Les données brutes nous parviennent sous forme d'exportations de banques de données de production et de données de télémétrie (plus de 15 mille milliards d'enregistrements faits jusqu'à aujourd'hui et des milliards d'enregistrements journaliers). Lorsque Discord était une petite entreprise et que les cas d'utilisation des données étaient plus simples, il était quelque peu défendable, voire idéal, de calculer manuellement des ensembles de données utiles selon nos besoins. Aujourd'hui, nous traitons des pétaoctets de données avec 30 000 vCPU dans le cloud. Pour que cela soit utile, les données brutes doivent être traitées, privatisées d'après les politiques de données du gouvernement américain, et ensuite transformées en un schéma complexe de milliers de tables créées par ordinateur dans notre entrepôt de plus de 30 pétaoctets (nous utilisons Google BigQuery).

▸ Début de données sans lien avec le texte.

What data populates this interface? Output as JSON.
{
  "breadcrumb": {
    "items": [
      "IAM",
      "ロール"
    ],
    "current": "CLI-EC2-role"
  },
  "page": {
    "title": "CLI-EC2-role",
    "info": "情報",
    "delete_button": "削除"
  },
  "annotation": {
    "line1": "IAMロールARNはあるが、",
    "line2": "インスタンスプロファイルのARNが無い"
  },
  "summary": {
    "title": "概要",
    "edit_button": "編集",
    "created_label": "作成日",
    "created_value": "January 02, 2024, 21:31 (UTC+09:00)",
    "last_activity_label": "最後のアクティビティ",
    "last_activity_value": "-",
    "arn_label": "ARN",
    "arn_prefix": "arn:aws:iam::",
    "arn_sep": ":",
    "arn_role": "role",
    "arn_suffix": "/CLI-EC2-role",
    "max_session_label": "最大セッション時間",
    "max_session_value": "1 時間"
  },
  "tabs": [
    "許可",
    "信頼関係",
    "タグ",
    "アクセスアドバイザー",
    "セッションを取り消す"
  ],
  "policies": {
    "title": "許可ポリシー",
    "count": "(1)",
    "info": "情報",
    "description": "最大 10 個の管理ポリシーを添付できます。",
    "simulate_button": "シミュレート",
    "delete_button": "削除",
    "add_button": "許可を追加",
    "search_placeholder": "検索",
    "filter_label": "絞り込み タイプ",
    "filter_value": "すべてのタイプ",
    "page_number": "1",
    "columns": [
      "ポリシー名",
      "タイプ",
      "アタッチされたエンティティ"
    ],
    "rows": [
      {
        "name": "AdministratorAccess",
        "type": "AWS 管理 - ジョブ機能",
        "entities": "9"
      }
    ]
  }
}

En ce moment, la partie de l'équipe de données de la plateforme responsable du traitement des données brutes et de leur accessibilité, se compose de 8 personnes, bien plus qu'avant. Étant donné la taille de l'équipe relative au reste de Discord, il était important de construire un système libre-service et aussi automatisé que possible. C'est l'histoire de la façon dont nous avons transformé des pétaoctets de données brutes en un entrepôt de données structurées et un système qui les maintient, appelé en interne Derived.
Prérequis et approche
Nous avions besoin d'un système de maintenance d'un graphe acyclique dirigé (DAG) complexe de données précalculées — dans notre cas, cela signifie un DAG de tables dérivées dans notre gros entrepôt BigQuery de données :
- Une table dérivée représente essentiellement une transformation de données qui peuvent avoir des tables prédécesseurs dans le DAG comme dépendance d'entrée : en d'autres termes, une définition de table dérivée peut être une instruction SQL SELECT qui redirige vers des données brutes ou d'autres tables de dérivées.

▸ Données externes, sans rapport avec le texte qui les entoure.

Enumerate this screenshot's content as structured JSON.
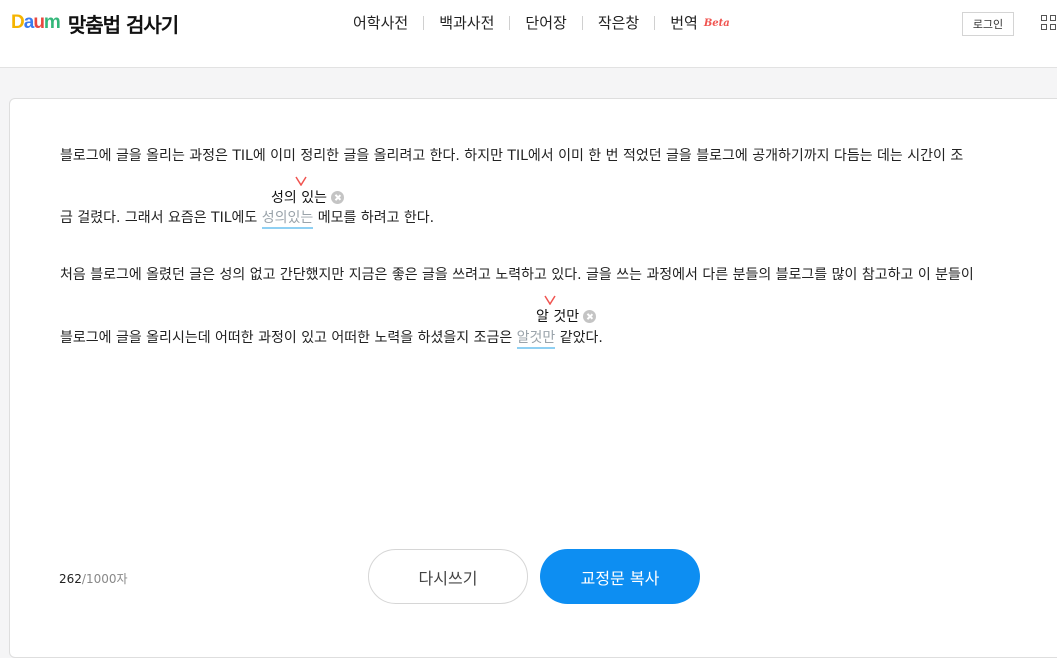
{
  "header": {
    "logo_text": "Daum",
    "title": "맞춤법 검사기",
    "nav": [
      {
        "label": "어학사전"
      },
      {
        "label": "백과사전"
      },
      {
        "label": "단어장"
      },
      {
        "label": "작은창"
      },
      {
        "label": "번역",
        "badge": "Beta"
      }
    ],
    "login_label": "로그인",
    "menu_icon": "grid-icon"
  },
  "editor": {
    "line1": "블로그에 글을 올리는 과정은 TIL에 이미 정리한 글을 올리려고 한다. 하지만 TIL에서 이미 한 번 적었던 글을 블로그에 공개하기까지 다듬는 데는 시간이 조",
    "line2_before": "금 걸렸다. 그래서 요즘은 TIL에도 ",
    "line2_error": "성의있는",
    "line2_after": " 메모를 하려고 한다.",
    "suggestion1": "성의 있는",
    "line3": "처음 블로그에 올렸던 글은 성의 없고 간단했지만 지금은 좋은 글을 쓰려고 노력하고 있다. 글을 쓰는 과정에서 다른 분들의 블로그를 많이 참고하고 이 분들이",
    "line4_before": "블로그에 글을 올리시는데 어떠한 과정이 있고 어떠한 노력을 하셨을지 조금은 ",
    "line4_error": "알것만",
    "line4_after": " 같았다.",
    "suggestion2": "알 것만"
  },
  "footer": {
    "char_count": "262",
    "char_max": "/1000자",
    "reset_label": "다시쓰기",
    "copy_label": "교정문 복사"
  },
  "colors": {
    "accent": "#0d8ef2",
    "error_underline": "#8fd0f3",
    "beta": "#f0534f"
  }
}
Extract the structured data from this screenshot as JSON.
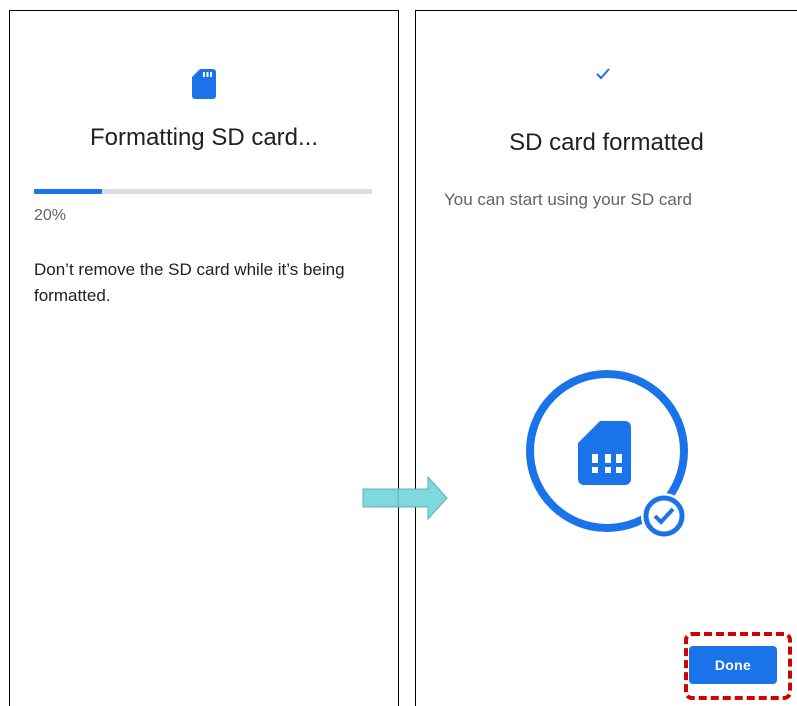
{
  "formatting_screen": {
    "title": "Formatting SD card...",
    "progress_label": "20%",
    "progress_fraction": 0.2,
    "warning": "Don’t remove the SD card while it’s being formatted.",
    "icon": "sd-card-icon"
  },
  "formatted_screen": {
    "title": "SD card formatted",
    "subtitle": "You can start using your SD card",
    "done_label": "Done",
    "icons": [
      "checkmark-icon",
      "sd-card-icon",
      "check-circle-icon"
    ]
  },
  "colors": {
    "accent": "#1a73e8",
    "highlight": "#d40000",
    "arrow": "#7fd8dc"
  }
}
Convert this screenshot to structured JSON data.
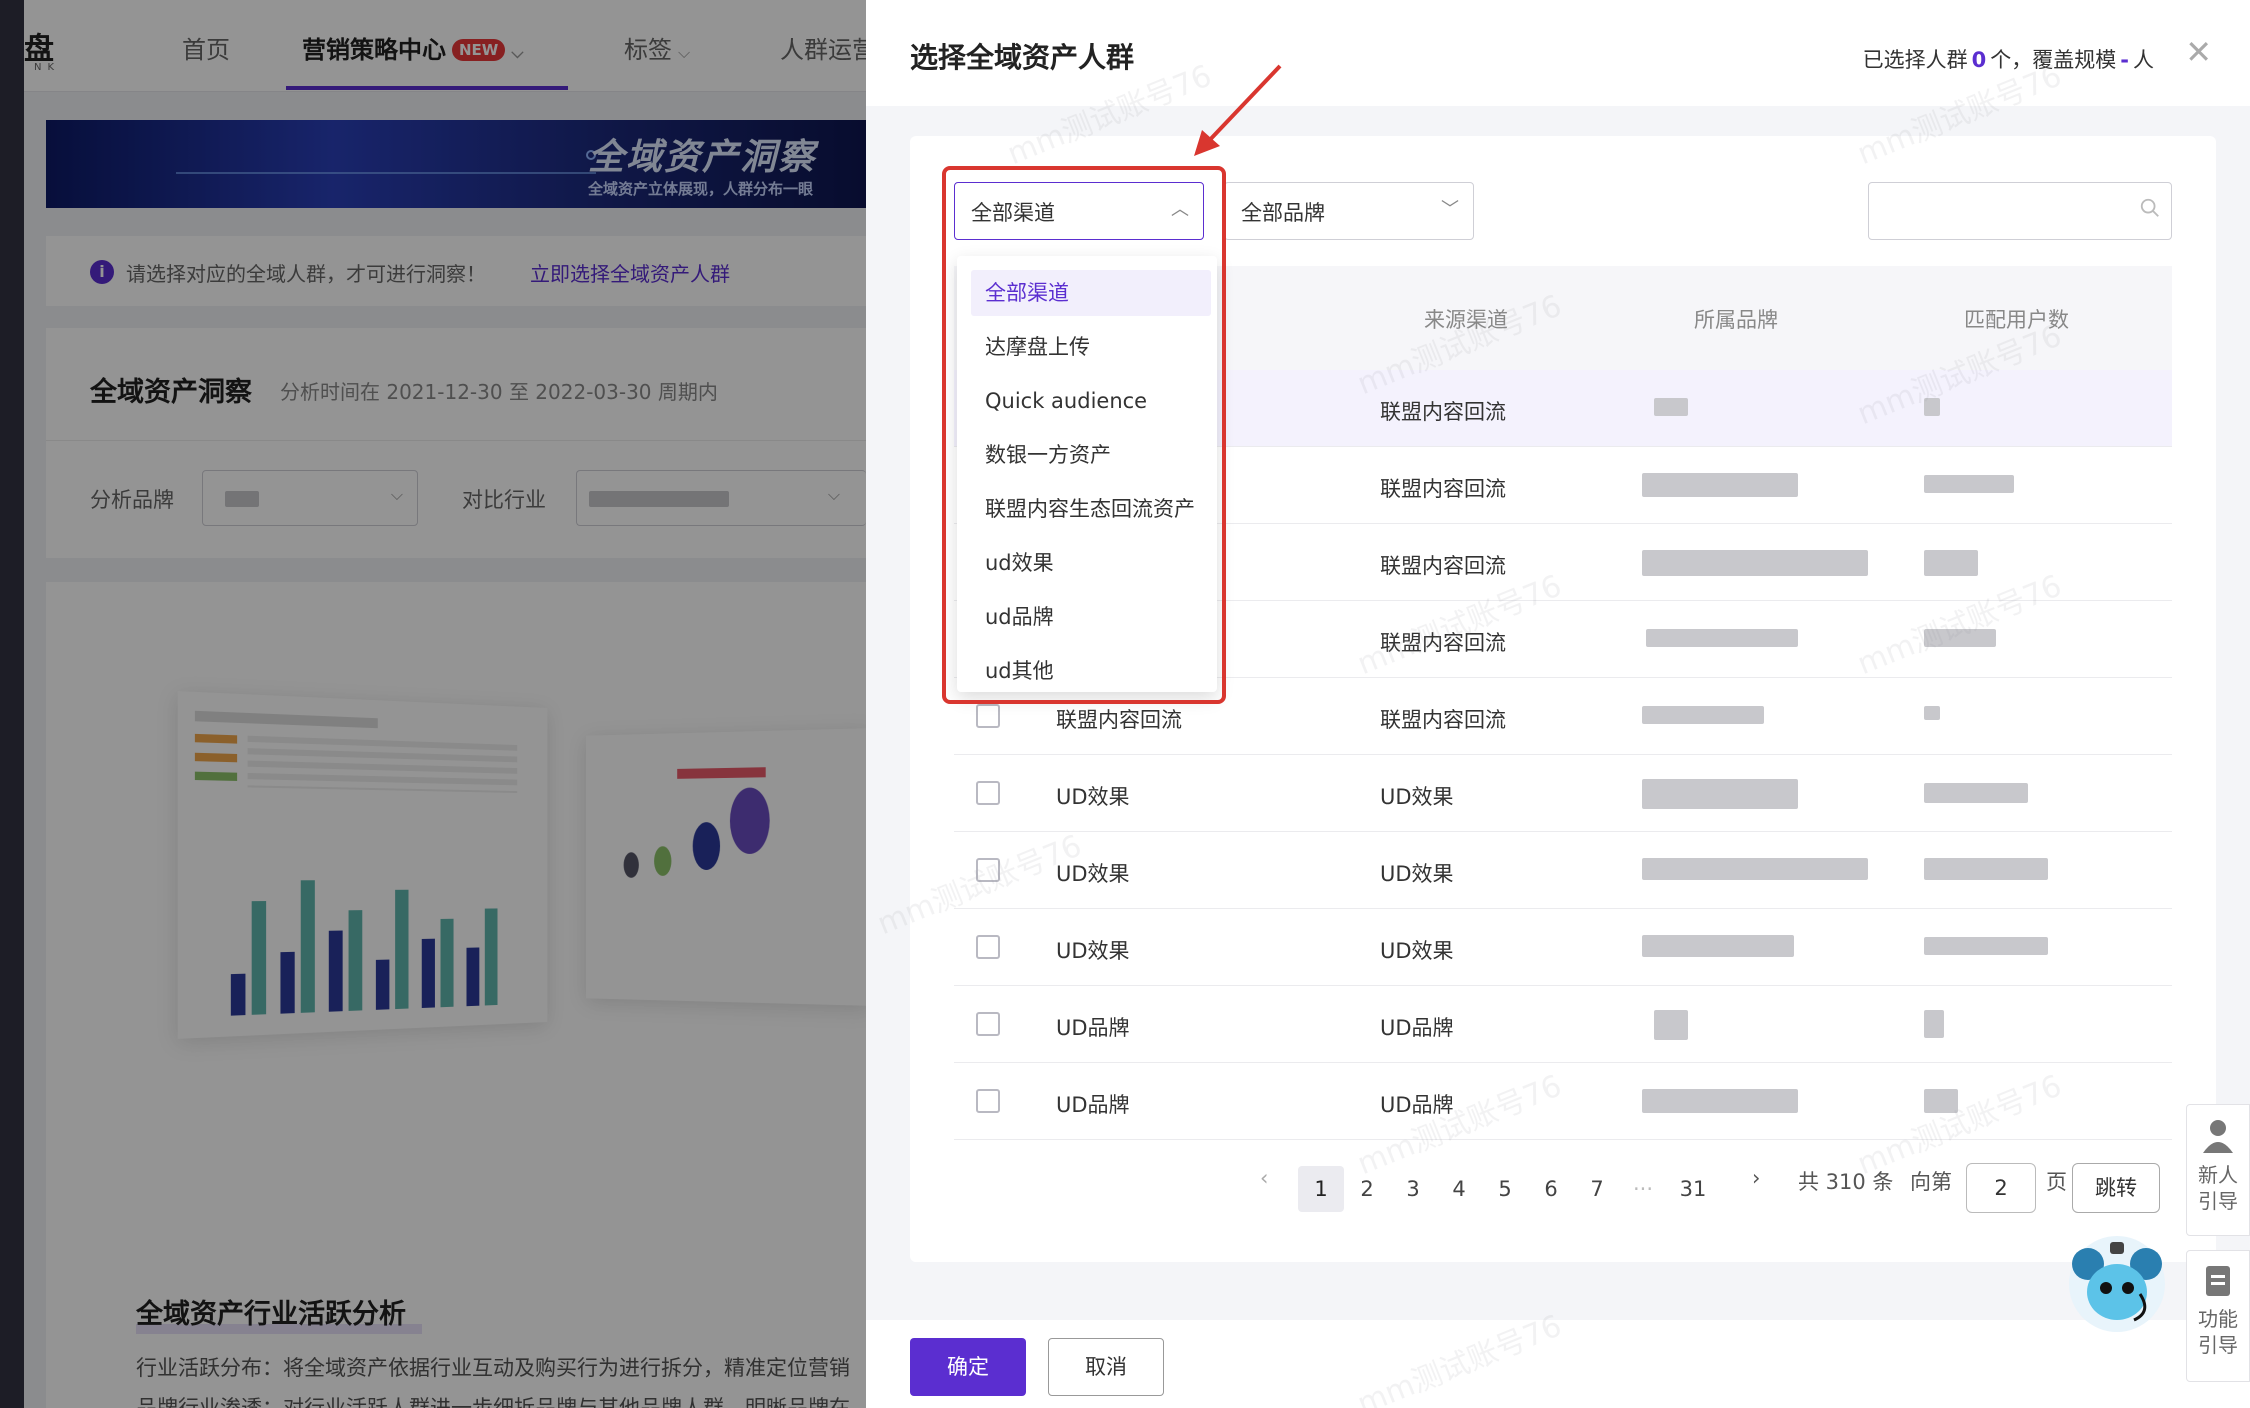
{
  "background": {
    "logo": "盘",
    "logo_sub": "NK",
    "nav": [
      {
        "label": "首页"
      },
      {
        "label": "营销策略中心",
        "badge": "NEW"
      },
      {
        "label": "标签"
      },
      {
        "label": "人群运营"
      }
    ],
    "banner": {
      "title": "全域资产洞察",
      "subtitle": "全域资产立体展现，人群分布一眼"
    },
    "notice": {
      "text": "请选择对应的全域人群，才可进行洞察！",
      "link": "立即选择全域资产人群"
    },
    "insight": {
      "title": "全域资产洞察",
      "subtitle": "分析时间在 2021-12-30 至 2022-03-30 周期内",
      "brand_label": "分析品牌",
      "industry_label": "对比行业"
    },
    "activity": {
      "title": "全域资产行业活跃分析",
      "line1": "行业活跃分布：将全域资产依据行业互动及购买行为进行拆分，精准定位营销",
      "line2": "品牌行业渗透：对行业活跃人群进一步细拆品牌与其他品牌人群，明晰品牌在"
    }
  },
  "drawer": {
    "title": "选择全域资产人群",
    "summary": {
      "prefix": "已选择人群",
      "count": "0",
      "middle": "个，覆盖规模",
      "scale": "-",
      "unit": "人"
    },
    "filters": {
      "channel": "全部渠道",
      "brand": "全部品牌",
      "search_placeholder": ""
    },
    "table": {
      "headers": {
        "source": "来源渠道",
        "brand": "所属品牌",
        "users": "匹配用户数"
      },
      "rows": [
        {
          "name": "",
          "source": "联盟内容回流"
        },
        {
          "name": "",
          "source": "联盟内容回流"
        },
        {
          "name": "",
          "source": "联盟内容回流"
        },
        {
          "name": "",
          "source": "联盟内容回流"
        },
        {
          "name": "联盟内容回流",
          "source": "联盟内容回流"
        },
        {
          "name": "UD效果",
          "source": "UD效果"
        },
        {
          "name": "UD效果",
          "source": "UD效果"
        },
        {
          "name": "UD效果",
          "source": "UD效果"
        },
        {
          "name": "UD品牌",
          "source": "UD品牌"
        },
        {
          "name": "UD品牌",
          "source": "UD品牌"
        }
      ]
    },
    "dropdown": {
      "options": [
        "全部渠道",
        "达摩盘上传",
        "Quick audience",
        "数银一方资产",
        "联盟内容生态回流资产",
        "ud效果",
        "ud品牌",
        "ud其他"
      ],
      "selected_index": 0
    },
    "pagination": {
      "prev": "‹",
      "pages": [
        "1",
        "2",
        "3",
        "4",
        "5",
        "6",
        "7",
        "···",
        "31"
      ],
      "current": "1",
      "next": "›",
      "total": "共 310 条",
      "goto_prefix": "向第",
      "goto_value": "2",
      "goto_suffix": "页",
      "jump": "跳转"
    },
    "footer": {
      "confirm": "确定",
      "cancel": "取消"
    }
  },
  "side_widgets": {
    "newbie": "新人引导",
    "feature": "功能引导"
  },
  "watermark": "mm测试账号76",
  "colors": {
    "accent": "#5b2ed0",
    "highlight": "#d9362f",
    "badge": "#e8373a"
  }
}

- En supposant que le DAG circule de haut en bas, on pourrait imaginer qu'en haut du DAG se trouvent les sources de données brutes et les tables de consultation ; au milieu, un ensemble de tables de données de base "dorées" réutilisables (par exemple, les inscriptions quotidiennes normalisées sur toutes les plateformes) ; et vers le bas du DAG, des tables destinés à être utilisés directement dans des analyses, des outils de BI ou des modèles d'apprentissage automatique.

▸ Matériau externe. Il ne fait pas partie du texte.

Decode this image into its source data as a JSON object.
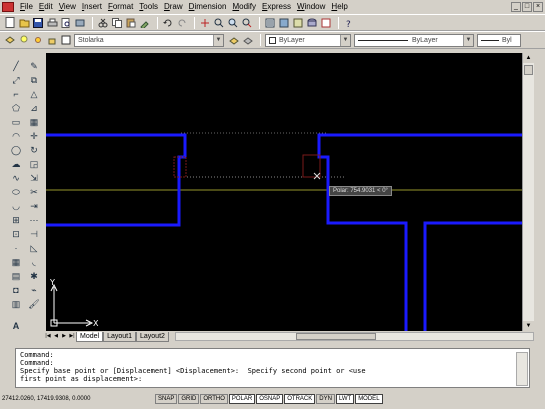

- Le DAG peut contenir des milliers de tables, il doit donc être évolutif.
Bien que le système soit divisé en une série d'étapes livrables, nous voulions que le système final réponde aux exigences suivantes :
- Exécuter les mises à jour des tables dès que de nouvelles données sont disponibles (mais pas plus tôt !).
- Conserver une piste d'audit des mutations de chaque table.
- Inclure des primitives pour alimenter la lignée des données et un catalogue de données.
- Modifications intuitives et en libre-service des tables pour les équipes de parties prenantes comme l'ingénierie, la science des données et l'apprentissage automatique.
- Permettre l'intégration des contrôles d'accès aux données et prendre en charge l'application évolutive des politiques de confidentialité.
- Possibilité d'exporter automatiquement les données dérivées vers les bases de données de production pour les utiliser dans le produit de Discord destiné aux utilisateurs.
- Simplicité et facilité d'utilisation dans le contexte de l'environnement de l'infrastructure de Discord.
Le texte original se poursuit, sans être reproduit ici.